I’m trying not to stare, but I’m fascinated. He hasn’t once looked up and I suppose that he has developed a mechanism to cut out the stares and the sickened looks he must attract all the time. I look around at the other people on the train and they are either pretending they haven’t seen him or are looking at him with revulsion etched onto their faces. I think they are being mean. I think ‘there but for the grace of God….’
I wonder how I would be if I was homeless. I’m certain I would want to find some public toilets somewhere with soap and warm water and clean towels. I imagine the feeling of ingrained grime and wring my hands in an unconscious mime of washing.

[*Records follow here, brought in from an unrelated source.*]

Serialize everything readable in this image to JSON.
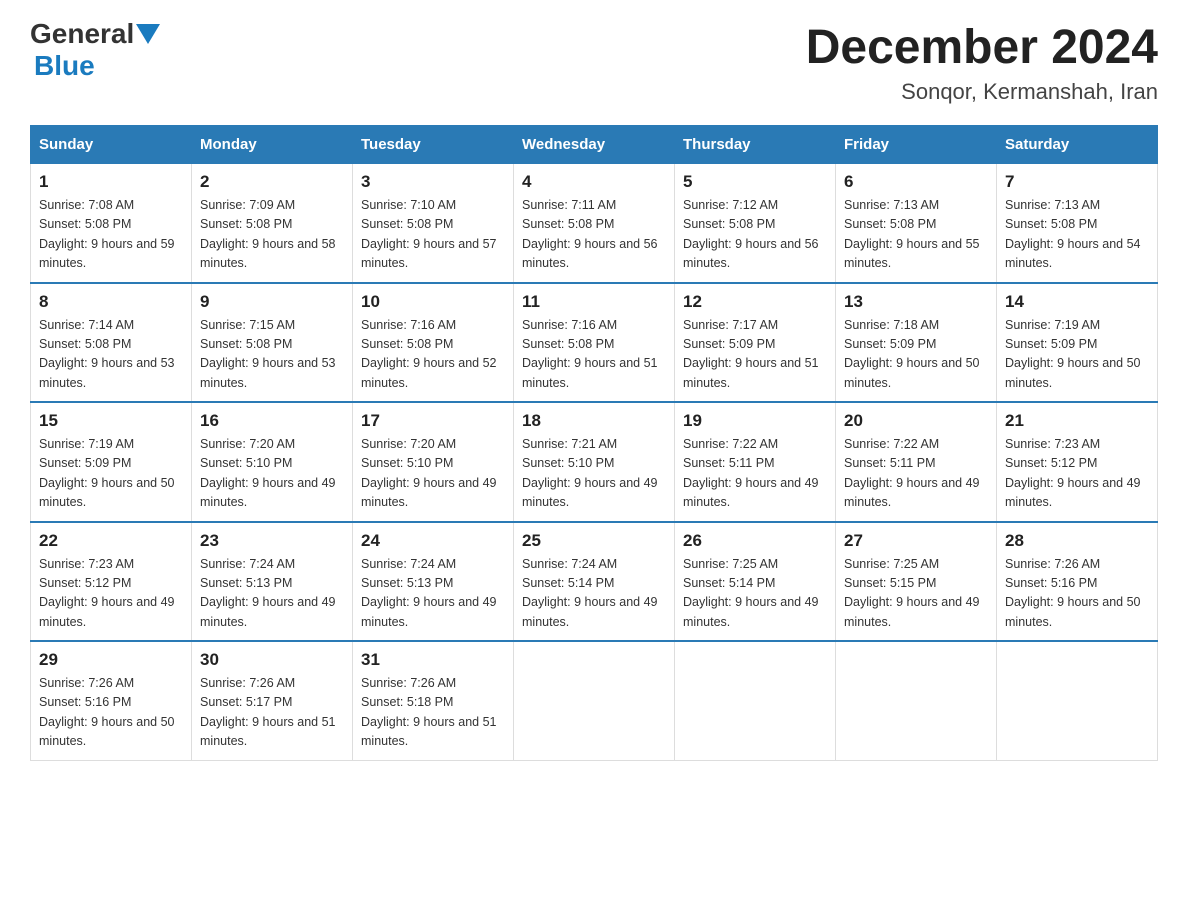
{
  "logo": {
    "general": "General",
    "blue": "Blue"
  },
  "title": "December 2024",
  "location": "Sonqor, Kermanshah, Iran",
  "weekdays": [
    "Sunday",
    "Monday",
    "Tuesday",
    "Wednesday",
    "Thursday",
    "Friday",
    "Saturday"
  ],
  "weeks": [
    [
      {
        "day": "1",
        "sunrise": "7:08 AM",
        "sunset": "5:08 PM",
        "daylight": "9 hours and 59 minutes."
      },
      {
        "day": "2",
        "sunrise": "7:09 AM",
        "sunset": "5:08 PM",
        "daylight": "9 hours and 58 minutes."
      },
      {
        "day": "3",
        "sunrise": "7:10 AM",
        "sunset": "5:08 PM",
        "daylight": "9 hours and 57 minutes."
      },
      {
        "day": "4",
        "sunrise": "7:11 AM",
        "sunset": "5:08 PM",
        "daylight": "9 hours and 56 minutes."
      },
      {
        "day": "5",
        "sunrise": "7:12 AM",
        "sunset": "5:08 PM",
        "daylight": "9 hours and 56 minutes."
      },
      {
        "day": "6",
        "sunrise": "7:13 AM",
        "sunset": "5:08 PM",
        "daylight": "9 hours and 55 minutes."
      },
      {
        "day": "7",
        "sunrise": "7:13 AM",
        "sunset": "5:08 PM",
        "daylight": "9 hours and 54 minutes."
      }
    ],
    [
      {
        "day": "8",
        "sunrise": "7:14 AM",
        "sunset": "5:08 PM",
        "daylight": "9 hours and 53 minutes."
      },
      {
        "day": "9",
        "sunrise": "7:15 AM",
        "sunset": "5:08 PM",
        "daylight": "9 hours and 53 minutes."
      },
      {
        "day": "10",
        "sunrise": "7:16 AM",
        "sunset": "5:08 PM",
        "daylight": "9 hours and 52 minutes."
      },
      {
        "day": "11",
        "sunrise": "7:16 AM",
        "sunset": "5:08 PM",
        "daylight": "9 hours and 51 minutes."
      },
      {
        "day": "12",
        "sunrise": "7:17 AM",
        "sunset": "5:09 PM",
        "daylight": "9 hours and 51 minutes."
      },
      {
        "day": "13",
        "sunrise": "7:18 AM",
        "sunset": "5:09 PM",
        "daylight": "9 hours and 50 minutes."
      },
      {
        "day": "14",
        "sunrise": "7:19 AM",
        "sunset": "5:09 PM",
        "daylight": "9 hours and 50 minutes."
      }
    ],
    [
      {
        "day": "15",
        "sunrise": "7:19 AM",
        "sunset": "5:09 PM",
        "daylight": "9 hours and 50 minutes."
      },
      {
        "day": "16",
        "sunrise": "7:20 AM",
        "sunset": "5:10 PM",
        "daylight": "9 hours and 49 minutes."
      },
      {
        "day": "17",
        "sunrise": "7:20 AM",
        "sunset": "5:10 PM",
        "daylight": "9 hours and 49 minutes."
      },
      {
        "day": "18",
        "sunrise": "7:21 AM",
        "sunset": "5:10 PM",
        "daylight": "9 hours and 49 minutes."
      },
      {
        "day": "19",
        "sunrise": "7:22 AM",
        "sunset": "5:11 PM",
        "daylight": "9 hours and 49 minutes."
      },
      {
        "day": "20",
        "sunrise": "7:22 AM",
        "sunset": "5:11 PM",
        "daylight": "9 hours and 49 minutes."
      },
      {
        "day": "21",
        "sunrise": "7:23 AM",
        "sunset": "5:12 PM",
        "daylight": "9 hours and 49 minutes."
      }
    ],
    [
      {
        "day": "22",
        "sunrise": "7:23 AM",
        "sunset": "5:12 PM",
        "daylight": "9 hours and 49 minutes."
      },
      {
        "day": "23",
        "sunrise": "7:24 AM",
        "sunset": "5:13 PM",
        "daylight": "9 hours and 49 minutes."
      },
      {
        "day": "24",
        "sunrise": "7:24 AM",
        "sunset": "5:13 PM",
        "daylight": "9 hours and 49 minutes."
      },
      {
        "day": "25",
        "sunrise": "7:24 AM",
        "sunset": "5:14 PM",
        "daylight": "9 hours and 49 minutes."
      },
      {
        "day": "26",
        "sunrise": "7:25 AM",
        "sunset": "5:14 PM",
        "daylight": "9 hours and 49 minutes."
      },
      {
        "day": "27",
        "sunrise": "7:25 AM",
        "sunset": "5:15 PM",
        "daylight": "9 hours and 49 minutes."
      },
      {
        "day": "28",
        "sunrise": "7:26 AM",
        "sunset": "5:16 PM",
        "daylight": "9 hours and 50 minutes."
      }
    ],
    [
      {
        "day": "29",
        "sunrise": "7:26 AM",
        "sunset": "5:16 PM",
        "daylight": "9 hours and 50 minutes."
      },
      {
        "day": "30",
        "sunrise": "7:26 AM",
        "sunset": "5:17 PM",
        "daylight": "9 hours and 51 minutes."
      },
      {
        "day": "31",
        "sunrise": "7:26 AM",
        "sunset": "5:18 PM",
        "daylight": "9 hours and 51 minutes."
      },
      null,
      null,
      null,
      null
    ]
  ],
  "sunrise_label": "Sunrise:",
  "sunset_label": "Sunset:",
  "daylight_label": "Daylight:"
}
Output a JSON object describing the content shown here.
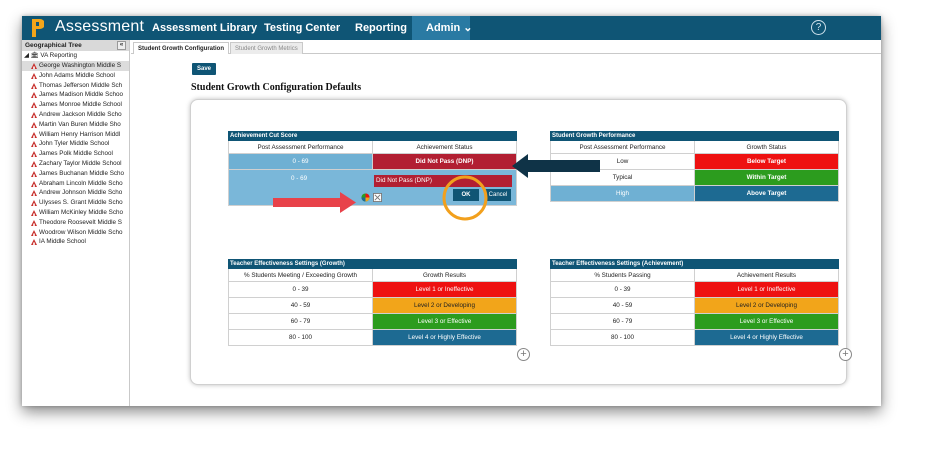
{
  "app": {
    "title": "Assessment"
  },
  "nav": [
    {
      "label": "Assessment Library"
    },
    {
      "label": "Testing Center"
    },
    {
      "label": "Reporting ⌄"
    },
    {
      "label": "Admin ⌄"
    }
  ],
  "help": {
    "label": "?"
  },
  "sidebar": {
    "title": "Geographical Tree",
    "collapse": "«",
    "root": "◢ 🏛 VA Reporting",
    "items": [
      {
        "label": "George Washington Middle S"
      },
      {
        "label": "John Adams Middle School"
      },
      {
        "label": "Thomas Jefferson Middle Sch"
      },
      {
        "label": "James Madison Middle Schoo"
      },
      {
        "label": "James Monroe Middle School"
      },
      {
        "label": "Andrew Jackson Middle Scho"
      },
      {
        "label": "Martin Van Buren Middle Sho"
      },
      {
        "label": "William Henry Harrison Middl"
      },
      {
        "label": "John Tyler Middle School"
      },
      {
        "label": "James Polk Middle School"
      },
      {
        "label": "Zachary Taylor Middle School"
      },
      {
        "label": "James Buchanan Middle Scho"
      },
      {
        "label": "Abraham Lincoln Middle Scho"
      },
      {
        "label": "Andrew Johnson Middle Scho"
      },
      {
        "label": "Ulysses S. Grant Middle Scho"
      },
      {
        "label": "William McKinley Middle Scho"
      },
      {
        "label": "Theodore Roosevelt Middle S"
      },
      {
        "label": "Woodrow Wilson Middle Scho"
      },
      {
        "label": "IA Middle School"
      }
    ]
  },
  "tabs": [
    {
      "label": "Student Growth Configuration"
    },
    {
      "label": "Student Growth Metrics"
    }
  ],
  "save_label": "Save",
  "page_title": "Student Growth Configuration Defaults",
  "achievement_cut": {
    "title": "Achievement Cut Score",
    "headers": [
      "Post Assessment Performance",
      "Achievement Status"
    ],
    "row1": {
      "range": "0 - 69",
      "status": "Did Not Pass (DNP)"
    },
    "edit": {
      "range": "0 - 69",
      "status": "Did Not Pass (DNP)",
      "ok": "OK",
      "cancel": "Cancel"
    }
  },
  "growth_perf": {
    "title": "Student Growth Performance",
    "headers": [
      "Post Assessment Performance",
      "Growth Status"
    ],
    "rows": [
      {
        "perf": "Low",
        "status": "Below Target"
      },
      {
        "perf": "Typical",
        "status": "Within Target"
      },
      {
        "perf": "High",
        "status": "Above Target"
      }
    ]
  },
  "te_growth": {
    "title": "Teacher Effectiveness Settings (Growth)",
    "headers": [
      "% Students Meeting / Exceeding Growth",
      "Growth Results"
    ],
    "rows": [
      {
        "range": "0 - 39",
        "result": "Level 1 or Ineffective"
      },
      {
        "range": "40 - 59",
        "result": "Level 2 or Developing"
      },
      {
        "range": "60 - 79",
        "result": "Level 3 or Effective"
      },
      {
        "range": "80 - 100",
        "result": "Level 4 or Highly Effective"
      }
    ]
  },
  "te_achievement": {
    "title": "Teacher Effectiveness Settings (Achievement)",
    "headers": [
      "% Students Passing",
      "Achievement Results"
    ],
    "rows": [
      {
        "range": "0 - 39",
        "result": "Level 1 or Ineffective"
      },
      {
        "range": "40 - 59",
        "result": "Level 2 or Developing"
      },
      {
        "range": "60 - 79",
        "result": "Level 3 or Effective"
      },
      {
        "range": "80 - 100",
        "result": "Level 4 or Highly Effective"
      }
    ]
  },
  "add_label": "+",
  "colors": {
    "header": "#0f5575",
    "red": "#ee1111",
    "orange": "#f2a51a",
    "green": "#2c9c1e",
    "blue": "#1d6a92",
    "dnp": "#b21f32",
    "annotation_orange": "#f2a01d",
    "annotation_red": "#e8424a",
    "annotation_arrow": "#0f3347"
  }
}
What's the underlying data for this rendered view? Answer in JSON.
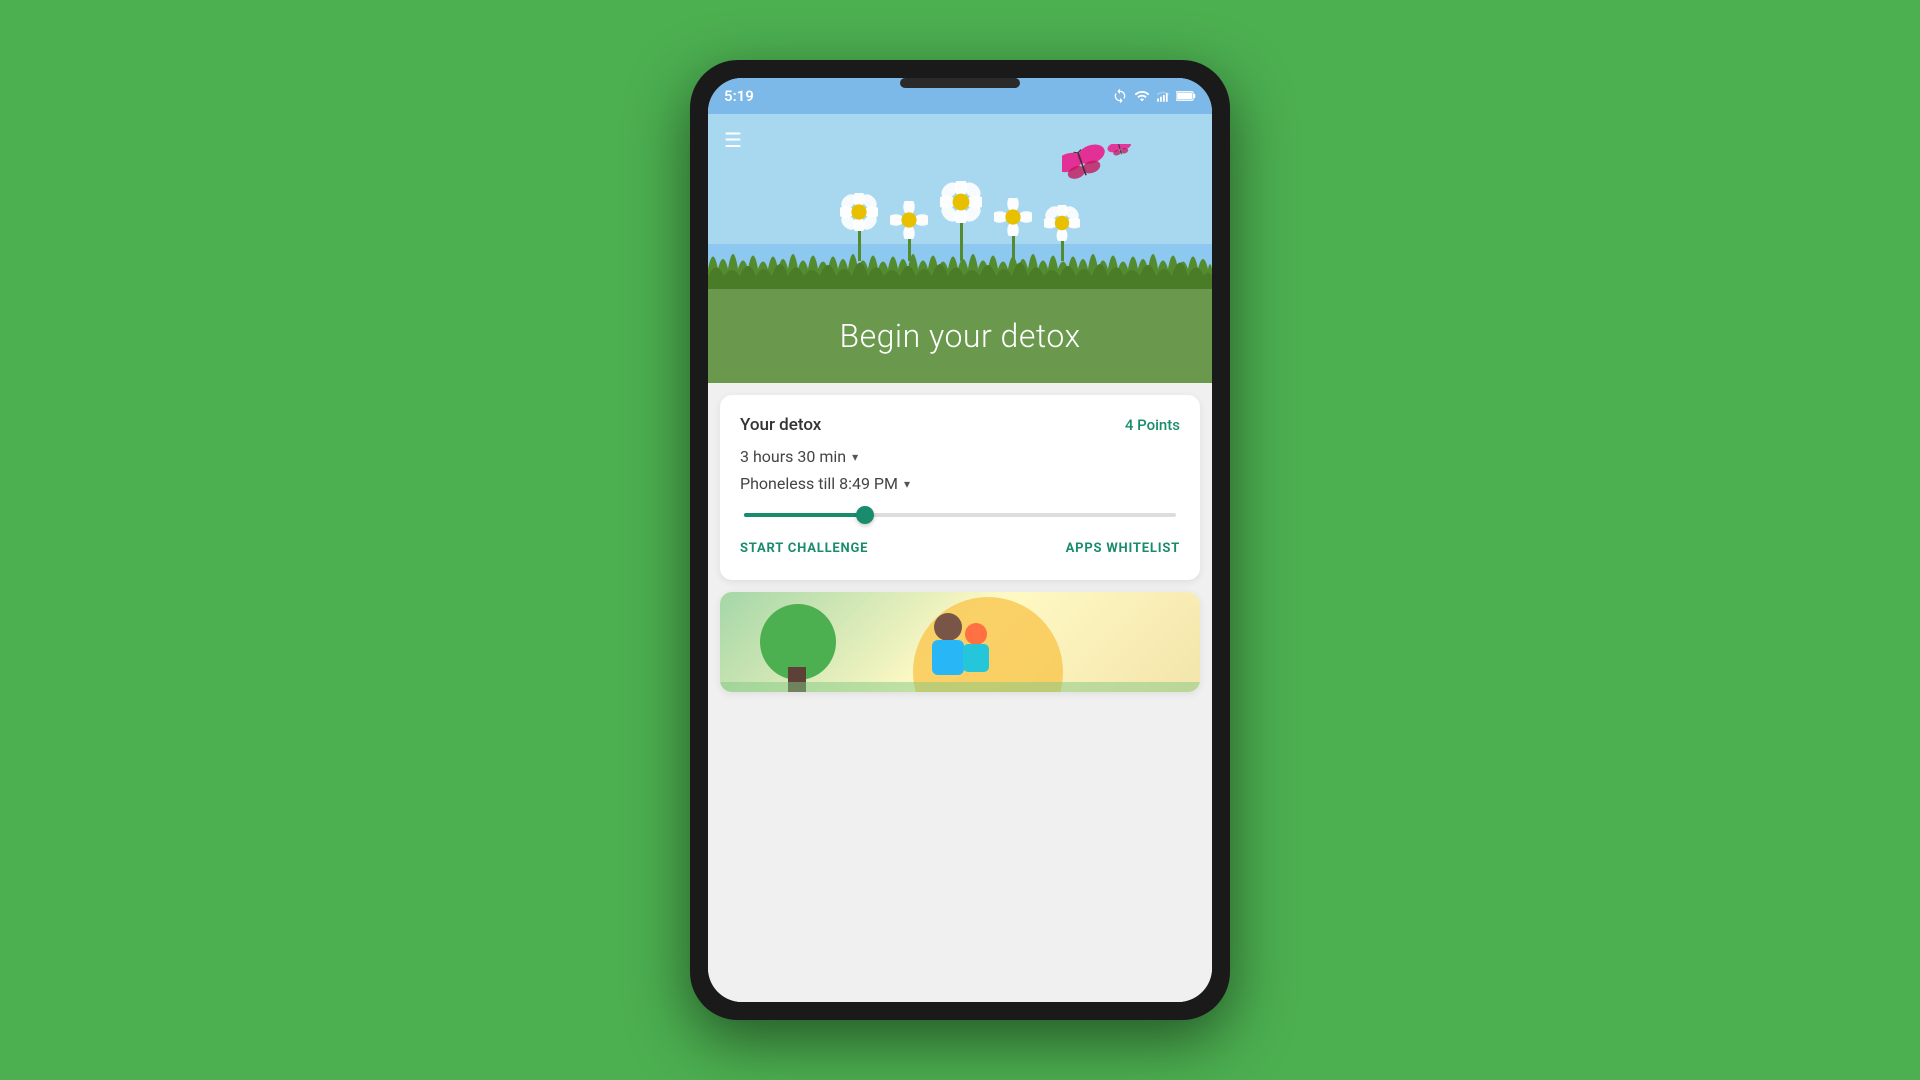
{
  "status_bar": {
    "time": "5:19",
    "icons": [
      "sync-icon",
      "wifi-icon",
      "signal-icon",
      "battery-icon"
    ]
  },
  "header": {
    "menu_label": "☰",
    "title": "Begin your detox"
  },
  "detox_card": {
    "title": "Your detox",
    "points": "4 Points",
    "duration": "3 hours 30 min",
    "phoneless_label": "Phoneless till 8:49 PM",
    "slider_value": 28,
    "start_challenge_label": "START CHALLENGE",
    "apps_whitelist_label": "APPS WHITELIST"
  },
  "colors": {
    "sky": "#a8d8f0",
    "grass": "#558b2f",
    "title_bg": "#6a994e",
    "teal": "#1a8c6e",
    "card_bg": "#ffffff",
    "background": "#4caf50"
  }
}
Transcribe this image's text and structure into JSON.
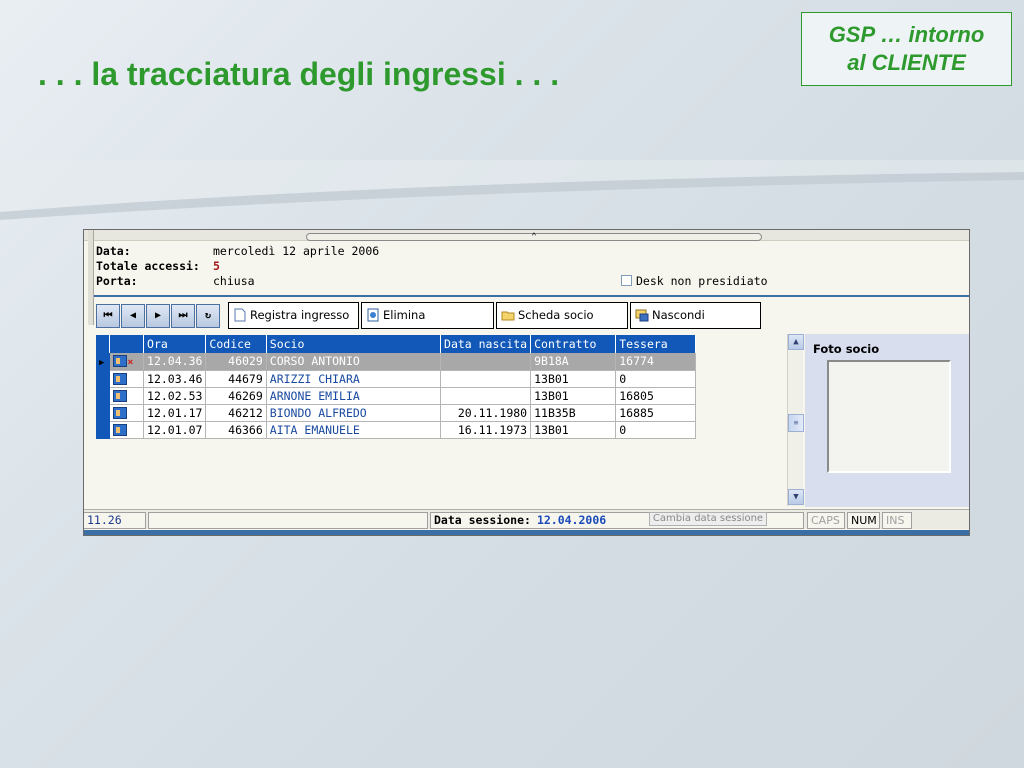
{
  "slide": {
    "title": ". . . la tracciatura degli ingressi . . .",
    "brand_line1": "GSP … intorno",
    "brand_line2": "al CLIENTE"
  },
  "info": {
    "data_label": "Data:",
    "data_value": "mercoledì 12 aprile 2006",
    "totale_label": "Totale accessi:",
    "totale_value": "5",
    "porta_label": "Porta:",
    "porta_value": "chiusa",
    "desk_label": "Desk non presidiato"
  },
  "toolbar": {
    "registra": "Registra ingresso",
    "elimina": "Elimina",
    "scheda": "Scheda socio",
    "nascondi": "Nascondi"
  },
  "grid": {
    "headers": [
      "Ora",
      "Codice",
      "Socio",
      "Data nascita",
      "Contratto",
      "Tessera"
    ],
    "rows": [
      [
        "12.04.36",
        "46029",
        "CORSO ANTONIO",
        "",
        "9B18A",
        "16774"
      ],
      [
        "12.03.46",
        "44679",
        "ARIZZI CHIARA",
        "",
        "13B01",
        "0"
      ],
      [
        "12.02.53",
        "46269",
        "ARNONE EMILIA",
        "",
        "13B01",
        "16805"
      ],
      [
        "12.01.17",
        "46212",
        "BIONDO ALFREDO",
        "20.11.1980",
        "11B35B",
        "16885"
      ],
      [
        "12.01.07",
        "46366",
        "AITA EMANUELE",
        "16.11.1973",
        "13B01",
        "0"
      ]
    ]
  },
  "photo": {
    "label": "Foto socio"
  },
  "status": {
    "time": "11.26",
    "sessione_label": "Data sessione:",
    "sessione_value": "12.04.2006",
    "cambia": "Cambia data sessione",
    "caps": "CAPS",
    "num": "NUM",
    "ins": "INS"
  }
}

I try to imagine what unlucky twist of fate could bring me so low as to eat food scraped from the floor of a metro train, but I can’t. I’m pretty certain that everything that makes me ‘me’ - my upbringing, my genetic inheritance, the social environment I was born into, destined me to become something similar to this woman with newly-cut hair, wrapped in a warm coat on her way to a cinema in Prague city centre. Certainly I made decisions that brought me here, but I’m also sure I’m not capable of making decisions that would lead me to this same place with dirty hands and nowhere to sleep tonight. He probably isn’t much older than me.
The film was good. I’m walking out of the cinema into the golden lights of Obecni Dum. I love it here, Namesti Republiky, at night. It has all the glitz and glamour and excitement that I associate with city life. Entering the Metro reminds me of the homeless man and I wonder where he is now, while I’m heading home to my warm flat and a cold beer.